"Allah'ı ve Rasûlü'nü sevmek, O'nun sünnetine tabi olmaktır"
Rasûlullah ﷺ şöyle buyurdu: “Size iki şey bırakıyorum. Onlara sımsıkı sarıldıkça sapıtmazsınız. Bunlar, Allâh’ın kitâbı ve O’nun Peygamberi’nin sünnetidir.” (Hâkim, I, 171/318; Muvatta, Kader, 3)

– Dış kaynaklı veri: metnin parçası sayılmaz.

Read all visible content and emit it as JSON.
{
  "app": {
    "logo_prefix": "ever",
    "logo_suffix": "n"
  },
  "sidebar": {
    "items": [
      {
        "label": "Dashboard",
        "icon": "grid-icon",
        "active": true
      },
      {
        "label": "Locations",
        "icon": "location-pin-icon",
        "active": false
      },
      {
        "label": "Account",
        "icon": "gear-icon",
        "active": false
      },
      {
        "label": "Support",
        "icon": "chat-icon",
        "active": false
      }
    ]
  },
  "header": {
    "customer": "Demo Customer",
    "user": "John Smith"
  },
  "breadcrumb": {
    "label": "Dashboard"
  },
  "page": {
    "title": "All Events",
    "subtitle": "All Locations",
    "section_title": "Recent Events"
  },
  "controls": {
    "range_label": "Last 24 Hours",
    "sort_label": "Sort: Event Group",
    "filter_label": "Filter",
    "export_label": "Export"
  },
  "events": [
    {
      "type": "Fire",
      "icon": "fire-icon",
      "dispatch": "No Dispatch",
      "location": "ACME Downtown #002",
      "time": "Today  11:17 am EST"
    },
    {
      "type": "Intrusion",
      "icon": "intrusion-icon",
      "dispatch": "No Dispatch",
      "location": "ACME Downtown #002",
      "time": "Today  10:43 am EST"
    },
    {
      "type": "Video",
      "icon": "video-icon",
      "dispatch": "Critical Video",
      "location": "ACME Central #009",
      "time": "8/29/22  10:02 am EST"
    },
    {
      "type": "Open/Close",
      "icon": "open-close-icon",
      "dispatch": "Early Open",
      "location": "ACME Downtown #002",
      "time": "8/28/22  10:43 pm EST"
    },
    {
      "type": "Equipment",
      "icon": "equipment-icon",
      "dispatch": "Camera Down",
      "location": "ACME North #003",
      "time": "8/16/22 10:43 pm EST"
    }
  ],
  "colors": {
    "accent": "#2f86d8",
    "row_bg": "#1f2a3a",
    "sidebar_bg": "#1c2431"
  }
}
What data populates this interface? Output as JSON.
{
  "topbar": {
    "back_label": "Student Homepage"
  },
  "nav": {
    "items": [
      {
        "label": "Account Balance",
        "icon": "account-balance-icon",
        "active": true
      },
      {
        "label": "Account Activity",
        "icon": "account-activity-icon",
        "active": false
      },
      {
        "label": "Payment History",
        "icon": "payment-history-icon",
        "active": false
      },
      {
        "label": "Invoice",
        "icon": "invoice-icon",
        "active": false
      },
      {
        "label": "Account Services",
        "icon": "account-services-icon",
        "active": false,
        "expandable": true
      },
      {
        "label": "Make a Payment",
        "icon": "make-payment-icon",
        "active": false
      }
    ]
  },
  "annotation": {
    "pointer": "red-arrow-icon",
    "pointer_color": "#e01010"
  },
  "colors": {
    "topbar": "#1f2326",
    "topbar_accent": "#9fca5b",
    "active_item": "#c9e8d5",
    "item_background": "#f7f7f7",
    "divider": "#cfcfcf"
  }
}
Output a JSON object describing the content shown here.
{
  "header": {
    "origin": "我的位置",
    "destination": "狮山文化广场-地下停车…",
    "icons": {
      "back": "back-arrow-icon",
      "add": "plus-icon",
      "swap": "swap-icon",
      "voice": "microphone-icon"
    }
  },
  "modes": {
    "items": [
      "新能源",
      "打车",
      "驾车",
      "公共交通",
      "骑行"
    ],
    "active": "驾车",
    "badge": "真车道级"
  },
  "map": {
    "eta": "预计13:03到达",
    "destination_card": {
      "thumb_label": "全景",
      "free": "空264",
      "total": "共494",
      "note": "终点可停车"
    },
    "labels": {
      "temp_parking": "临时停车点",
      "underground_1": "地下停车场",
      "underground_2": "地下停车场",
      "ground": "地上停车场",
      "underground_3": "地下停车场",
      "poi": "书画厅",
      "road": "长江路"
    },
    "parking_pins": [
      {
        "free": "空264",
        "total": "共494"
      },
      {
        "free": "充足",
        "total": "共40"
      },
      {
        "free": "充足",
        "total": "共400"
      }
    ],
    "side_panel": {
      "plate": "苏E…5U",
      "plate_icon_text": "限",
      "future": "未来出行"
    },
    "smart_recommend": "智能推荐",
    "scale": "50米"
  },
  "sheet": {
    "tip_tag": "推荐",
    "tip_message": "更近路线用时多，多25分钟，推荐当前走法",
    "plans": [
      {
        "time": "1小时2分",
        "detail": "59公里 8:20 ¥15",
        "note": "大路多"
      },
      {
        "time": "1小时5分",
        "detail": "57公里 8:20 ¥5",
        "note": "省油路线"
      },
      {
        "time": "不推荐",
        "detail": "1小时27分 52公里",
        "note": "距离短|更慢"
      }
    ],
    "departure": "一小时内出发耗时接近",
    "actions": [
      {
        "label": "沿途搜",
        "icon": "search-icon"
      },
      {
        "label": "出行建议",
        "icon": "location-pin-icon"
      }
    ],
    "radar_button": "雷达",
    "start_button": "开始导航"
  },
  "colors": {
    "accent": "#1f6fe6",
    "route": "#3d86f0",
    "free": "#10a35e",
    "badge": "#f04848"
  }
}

"O halde benim sünnetimi ve benden sonraki doğru yolu bulmuş râşid halîfelerimin sünnetini alın ve onlara, azı dişlerinizle sımsıkı yapışın. (Dînde aslı olmayıp) sonradan çıkarılan yeniliklerden sakının. Çünkü (dînde) sonradan çıkarılan her yenilik, bid'attir. Her bid'at, dalâlettir (sapıklıktır). Her dalâlet(in sahibi) de, ateştedir." (Ebu Davud, hadis no: 4607 Elbani: Sahih)
Abdullah İbni Ömer رضي الله عنهما Rasûlullah ﷺ'in sünnetine ittibâ etmekten öyle bir mânevî lezzet duyuyordu ki, O'nun namaz kıldığı yerleri öğrenip oralarda namaz kılar, yürüdüğü yollarda yürür, gölgelendiği ağaçların altında oturur, kurumasınlar diye onları sulardı. Yolda giderken Rasûlullâh’ın gittiğini gördüğü yolları takip eder, O’nun hayvanını çevirip döndüğü yerlerden dönerdi. Yine O'nun selamlaşma hususundaki buyruklarını yerine getirme konusunda da çok titiz davranırdı. Hiçbir işi olmadığı hâlde sadece müslümanlarla selamlaşmak için sokağa çıkar, büyük-küçük karşılaştığı herkese selam verirdi. (İbn-i Sa‘d, IV, 156; İbn-i Hacer, el-İsâbe, II, 349; İbn-i Esîr, Usdu’l-Ğâbe, III, 341)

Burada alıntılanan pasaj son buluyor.